Bloomberg reports the heiress rejected Ellison’s latest proposal on Tuesday after lengthy negotiations and a professed preference for the deal she believed would be in the best interests of her family and the company’s legacy. After months of resistance from company management and shareholders that prompted Ellison to revise his offer, Redstone changed her mind.
She’ll have to come up with an alternative pretty quickly, however, as the problems that have bedeviled Paramount for years won’t go away on their own.
Shari Redstone |
The Redstone family holding company, National Amusements Inc., has nearly $200 million in debt and lacks the cash to repay what’s owed in May, according to S&P Global Inc. Down the road, the family has estate taxes due after the passing of patriarch Sumner Redstone in 2020.

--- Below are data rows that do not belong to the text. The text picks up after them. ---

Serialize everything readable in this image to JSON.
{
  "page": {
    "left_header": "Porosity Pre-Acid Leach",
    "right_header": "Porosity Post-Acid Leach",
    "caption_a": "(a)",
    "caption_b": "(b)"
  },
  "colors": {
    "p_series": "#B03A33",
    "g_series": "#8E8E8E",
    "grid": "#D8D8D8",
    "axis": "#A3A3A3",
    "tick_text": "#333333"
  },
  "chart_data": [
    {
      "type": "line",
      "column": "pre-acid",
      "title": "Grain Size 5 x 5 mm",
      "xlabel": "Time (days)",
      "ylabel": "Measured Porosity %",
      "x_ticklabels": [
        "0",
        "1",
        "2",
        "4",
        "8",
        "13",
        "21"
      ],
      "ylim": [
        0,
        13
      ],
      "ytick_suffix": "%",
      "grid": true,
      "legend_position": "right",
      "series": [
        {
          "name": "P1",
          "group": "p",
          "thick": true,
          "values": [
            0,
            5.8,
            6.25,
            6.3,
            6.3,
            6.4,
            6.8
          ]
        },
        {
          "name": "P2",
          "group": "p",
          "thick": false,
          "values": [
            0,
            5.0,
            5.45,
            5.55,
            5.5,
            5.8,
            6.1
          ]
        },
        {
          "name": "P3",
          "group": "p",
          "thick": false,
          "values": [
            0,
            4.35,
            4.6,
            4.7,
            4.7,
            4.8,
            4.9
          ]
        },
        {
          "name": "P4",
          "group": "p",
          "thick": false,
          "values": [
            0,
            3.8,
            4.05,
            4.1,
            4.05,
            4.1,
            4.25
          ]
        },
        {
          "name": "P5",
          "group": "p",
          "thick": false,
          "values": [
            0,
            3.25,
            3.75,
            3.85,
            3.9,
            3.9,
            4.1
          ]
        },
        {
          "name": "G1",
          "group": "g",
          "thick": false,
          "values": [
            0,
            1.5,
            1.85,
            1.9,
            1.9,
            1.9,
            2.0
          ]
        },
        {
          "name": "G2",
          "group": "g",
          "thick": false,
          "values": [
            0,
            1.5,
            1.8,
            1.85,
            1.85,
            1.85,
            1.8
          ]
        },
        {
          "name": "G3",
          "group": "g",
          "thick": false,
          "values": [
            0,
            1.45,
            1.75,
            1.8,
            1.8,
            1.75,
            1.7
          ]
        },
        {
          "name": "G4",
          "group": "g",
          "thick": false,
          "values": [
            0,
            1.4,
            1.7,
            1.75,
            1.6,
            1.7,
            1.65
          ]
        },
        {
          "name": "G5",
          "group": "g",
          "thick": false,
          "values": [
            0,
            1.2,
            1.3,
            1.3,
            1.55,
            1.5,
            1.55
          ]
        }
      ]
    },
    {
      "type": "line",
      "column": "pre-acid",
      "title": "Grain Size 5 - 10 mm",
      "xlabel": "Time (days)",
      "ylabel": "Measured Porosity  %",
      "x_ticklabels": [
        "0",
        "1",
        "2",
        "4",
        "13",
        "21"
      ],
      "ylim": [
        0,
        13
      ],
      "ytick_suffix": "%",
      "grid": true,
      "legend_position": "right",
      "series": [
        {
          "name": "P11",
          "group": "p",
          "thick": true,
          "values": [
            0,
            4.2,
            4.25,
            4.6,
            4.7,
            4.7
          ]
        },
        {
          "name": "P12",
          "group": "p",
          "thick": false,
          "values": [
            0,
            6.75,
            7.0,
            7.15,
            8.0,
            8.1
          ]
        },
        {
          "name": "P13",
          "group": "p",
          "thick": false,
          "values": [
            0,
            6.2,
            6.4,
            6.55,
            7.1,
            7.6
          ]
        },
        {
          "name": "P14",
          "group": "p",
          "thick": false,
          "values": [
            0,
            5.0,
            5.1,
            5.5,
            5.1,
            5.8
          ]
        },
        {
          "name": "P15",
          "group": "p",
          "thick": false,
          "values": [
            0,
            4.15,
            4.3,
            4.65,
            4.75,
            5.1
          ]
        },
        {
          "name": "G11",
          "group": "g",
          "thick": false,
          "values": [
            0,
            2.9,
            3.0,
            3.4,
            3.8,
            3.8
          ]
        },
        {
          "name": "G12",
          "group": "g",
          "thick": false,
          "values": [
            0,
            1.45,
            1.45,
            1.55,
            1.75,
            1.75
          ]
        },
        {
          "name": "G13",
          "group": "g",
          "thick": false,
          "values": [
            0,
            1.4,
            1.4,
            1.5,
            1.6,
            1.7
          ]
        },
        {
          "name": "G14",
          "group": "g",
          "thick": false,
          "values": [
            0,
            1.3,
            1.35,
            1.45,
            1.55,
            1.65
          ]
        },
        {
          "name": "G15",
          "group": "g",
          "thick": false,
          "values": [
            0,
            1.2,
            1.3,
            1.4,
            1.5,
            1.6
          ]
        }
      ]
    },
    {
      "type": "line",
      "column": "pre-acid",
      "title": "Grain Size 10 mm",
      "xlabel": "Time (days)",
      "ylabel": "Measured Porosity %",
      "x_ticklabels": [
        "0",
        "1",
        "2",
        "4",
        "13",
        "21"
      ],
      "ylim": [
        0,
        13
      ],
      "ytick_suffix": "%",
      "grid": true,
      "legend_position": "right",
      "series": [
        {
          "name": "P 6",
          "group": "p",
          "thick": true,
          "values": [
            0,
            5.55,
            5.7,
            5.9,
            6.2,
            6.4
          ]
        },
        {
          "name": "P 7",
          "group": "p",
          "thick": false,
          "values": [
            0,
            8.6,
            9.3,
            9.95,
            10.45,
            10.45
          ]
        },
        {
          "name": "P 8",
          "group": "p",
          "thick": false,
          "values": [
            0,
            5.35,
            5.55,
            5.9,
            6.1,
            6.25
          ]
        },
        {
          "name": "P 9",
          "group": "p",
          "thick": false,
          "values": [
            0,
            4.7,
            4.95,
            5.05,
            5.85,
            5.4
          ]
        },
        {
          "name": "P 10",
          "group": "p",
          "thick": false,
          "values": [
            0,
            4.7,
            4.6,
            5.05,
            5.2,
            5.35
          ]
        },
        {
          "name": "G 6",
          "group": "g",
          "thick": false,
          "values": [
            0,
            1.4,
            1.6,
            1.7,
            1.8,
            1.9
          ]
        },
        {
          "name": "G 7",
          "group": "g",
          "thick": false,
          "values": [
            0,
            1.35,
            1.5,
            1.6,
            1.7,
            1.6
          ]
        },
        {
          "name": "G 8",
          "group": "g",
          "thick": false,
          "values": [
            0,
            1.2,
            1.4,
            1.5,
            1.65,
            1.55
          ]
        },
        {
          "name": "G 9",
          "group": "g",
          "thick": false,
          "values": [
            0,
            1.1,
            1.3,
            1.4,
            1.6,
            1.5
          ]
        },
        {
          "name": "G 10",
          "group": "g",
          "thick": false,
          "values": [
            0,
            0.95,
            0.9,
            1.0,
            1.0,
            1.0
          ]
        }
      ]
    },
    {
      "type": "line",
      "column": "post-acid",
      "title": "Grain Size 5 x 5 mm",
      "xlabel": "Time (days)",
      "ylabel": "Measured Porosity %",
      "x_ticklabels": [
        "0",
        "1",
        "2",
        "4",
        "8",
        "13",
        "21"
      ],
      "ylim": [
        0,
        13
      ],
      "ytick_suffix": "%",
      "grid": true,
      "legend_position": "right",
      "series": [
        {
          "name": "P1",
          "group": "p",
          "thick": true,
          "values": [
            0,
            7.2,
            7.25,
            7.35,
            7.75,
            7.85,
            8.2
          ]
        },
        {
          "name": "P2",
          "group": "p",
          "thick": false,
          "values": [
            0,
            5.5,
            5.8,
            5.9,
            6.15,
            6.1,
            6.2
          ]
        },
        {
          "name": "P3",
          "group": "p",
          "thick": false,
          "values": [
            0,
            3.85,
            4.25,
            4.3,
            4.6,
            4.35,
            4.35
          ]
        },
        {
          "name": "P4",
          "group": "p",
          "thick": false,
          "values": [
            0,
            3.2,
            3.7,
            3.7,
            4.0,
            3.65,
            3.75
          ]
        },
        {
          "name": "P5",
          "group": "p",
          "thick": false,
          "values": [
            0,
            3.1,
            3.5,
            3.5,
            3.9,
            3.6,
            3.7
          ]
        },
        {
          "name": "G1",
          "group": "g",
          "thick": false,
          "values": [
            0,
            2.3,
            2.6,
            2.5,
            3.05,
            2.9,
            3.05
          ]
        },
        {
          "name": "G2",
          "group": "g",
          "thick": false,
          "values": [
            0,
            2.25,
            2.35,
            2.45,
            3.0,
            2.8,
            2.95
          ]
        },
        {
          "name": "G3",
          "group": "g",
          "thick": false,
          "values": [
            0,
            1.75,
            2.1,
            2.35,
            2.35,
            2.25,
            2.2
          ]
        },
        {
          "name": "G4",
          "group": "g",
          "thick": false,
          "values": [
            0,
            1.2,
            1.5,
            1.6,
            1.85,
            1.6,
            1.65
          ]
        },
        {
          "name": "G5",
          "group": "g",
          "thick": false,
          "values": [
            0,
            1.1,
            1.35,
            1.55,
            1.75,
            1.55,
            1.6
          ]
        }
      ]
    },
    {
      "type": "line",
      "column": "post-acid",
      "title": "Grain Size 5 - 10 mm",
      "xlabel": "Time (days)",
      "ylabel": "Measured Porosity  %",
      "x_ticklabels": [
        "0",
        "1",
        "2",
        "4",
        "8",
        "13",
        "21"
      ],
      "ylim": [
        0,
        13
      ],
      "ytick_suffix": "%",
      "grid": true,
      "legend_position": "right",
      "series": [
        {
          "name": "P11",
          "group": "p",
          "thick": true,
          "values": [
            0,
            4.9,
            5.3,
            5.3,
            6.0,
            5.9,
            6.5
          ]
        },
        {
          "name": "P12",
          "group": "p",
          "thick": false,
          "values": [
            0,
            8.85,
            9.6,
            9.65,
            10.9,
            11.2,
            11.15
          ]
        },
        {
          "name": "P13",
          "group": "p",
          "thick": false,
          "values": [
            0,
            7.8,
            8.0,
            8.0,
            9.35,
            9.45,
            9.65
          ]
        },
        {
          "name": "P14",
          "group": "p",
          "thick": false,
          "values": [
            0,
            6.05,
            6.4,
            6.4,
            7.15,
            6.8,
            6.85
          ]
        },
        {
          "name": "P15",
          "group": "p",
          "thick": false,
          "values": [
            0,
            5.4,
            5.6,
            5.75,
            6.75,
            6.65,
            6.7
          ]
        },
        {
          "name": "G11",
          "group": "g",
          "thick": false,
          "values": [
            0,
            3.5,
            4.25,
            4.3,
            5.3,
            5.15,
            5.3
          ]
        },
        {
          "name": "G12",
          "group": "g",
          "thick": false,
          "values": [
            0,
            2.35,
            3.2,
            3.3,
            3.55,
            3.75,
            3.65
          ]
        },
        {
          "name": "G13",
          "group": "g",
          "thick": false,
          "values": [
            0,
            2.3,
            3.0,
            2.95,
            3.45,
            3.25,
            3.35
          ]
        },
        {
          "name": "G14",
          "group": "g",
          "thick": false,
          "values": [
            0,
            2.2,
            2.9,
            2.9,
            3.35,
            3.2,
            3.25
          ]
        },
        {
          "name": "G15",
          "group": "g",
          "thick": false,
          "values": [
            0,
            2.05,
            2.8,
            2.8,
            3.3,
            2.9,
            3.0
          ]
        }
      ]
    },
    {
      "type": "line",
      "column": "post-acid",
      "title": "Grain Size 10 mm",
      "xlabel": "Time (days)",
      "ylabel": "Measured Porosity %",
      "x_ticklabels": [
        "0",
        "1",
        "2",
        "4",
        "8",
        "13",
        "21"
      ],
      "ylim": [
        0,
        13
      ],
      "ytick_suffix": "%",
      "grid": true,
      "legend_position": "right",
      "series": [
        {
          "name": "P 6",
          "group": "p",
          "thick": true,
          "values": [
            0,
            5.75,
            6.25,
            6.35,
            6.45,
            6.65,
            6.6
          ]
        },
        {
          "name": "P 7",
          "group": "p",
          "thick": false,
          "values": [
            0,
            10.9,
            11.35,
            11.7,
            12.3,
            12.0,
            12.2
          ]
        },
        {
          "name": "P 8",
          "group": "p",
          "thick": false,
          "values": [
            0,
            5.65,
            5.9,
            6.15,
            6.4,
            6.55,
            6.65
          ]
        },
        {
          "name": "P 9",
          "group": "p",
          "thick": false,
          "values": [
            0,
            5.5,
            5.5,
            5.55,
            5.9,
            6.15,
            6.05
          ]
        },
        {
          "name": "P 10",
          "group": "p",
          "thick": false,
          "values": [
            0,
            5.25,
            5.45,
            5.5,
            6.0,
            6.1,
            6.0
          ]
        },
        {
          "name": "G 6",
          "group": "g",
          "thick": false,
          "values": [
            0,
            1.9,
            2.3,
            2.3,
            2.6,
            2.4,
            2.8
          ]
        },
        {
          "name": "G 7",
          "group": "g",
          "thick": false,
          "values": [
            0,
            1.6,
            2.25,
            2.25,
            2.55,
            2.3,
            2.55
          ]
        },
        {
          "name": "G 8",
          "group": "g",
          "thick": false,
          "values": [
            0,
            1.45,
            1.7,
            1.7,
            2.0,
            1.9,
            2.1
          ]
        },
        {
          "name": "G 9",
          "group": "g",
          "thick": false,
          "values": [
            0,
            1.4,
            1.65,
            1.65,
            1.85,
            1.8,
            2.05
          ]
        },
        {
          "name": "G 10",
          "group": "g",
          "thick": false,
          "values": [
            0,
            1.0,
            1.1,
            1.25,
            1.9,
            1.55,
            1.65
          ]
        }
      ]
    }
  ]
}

National Amusements, which owns 77% of the voting stock of Paramount, could still sell assets, such as some of its Paramount shares. But that is unpalatable based on current prices. At $11.04 a share, Paramount stock is trading at a fraction of its 2017 high of $69.36. The stock fell almost 8% on Tuesday after news of the abandoned Skydance offer.
After reviewing Ellison’s proposal in May, a special committee of directors recommended that Paramount not continue as a standalone business, according to people familiar with the decision.
Ellison, the son of Oracle Corp. co-founder Larry Ellison, changed the terms of his initial offer in an effort to appease not only the Redstones but also Paramount shareholders. Ellison threw in more money for shareholders and cash to pay down debt, and also offered to help cover potential legal costs.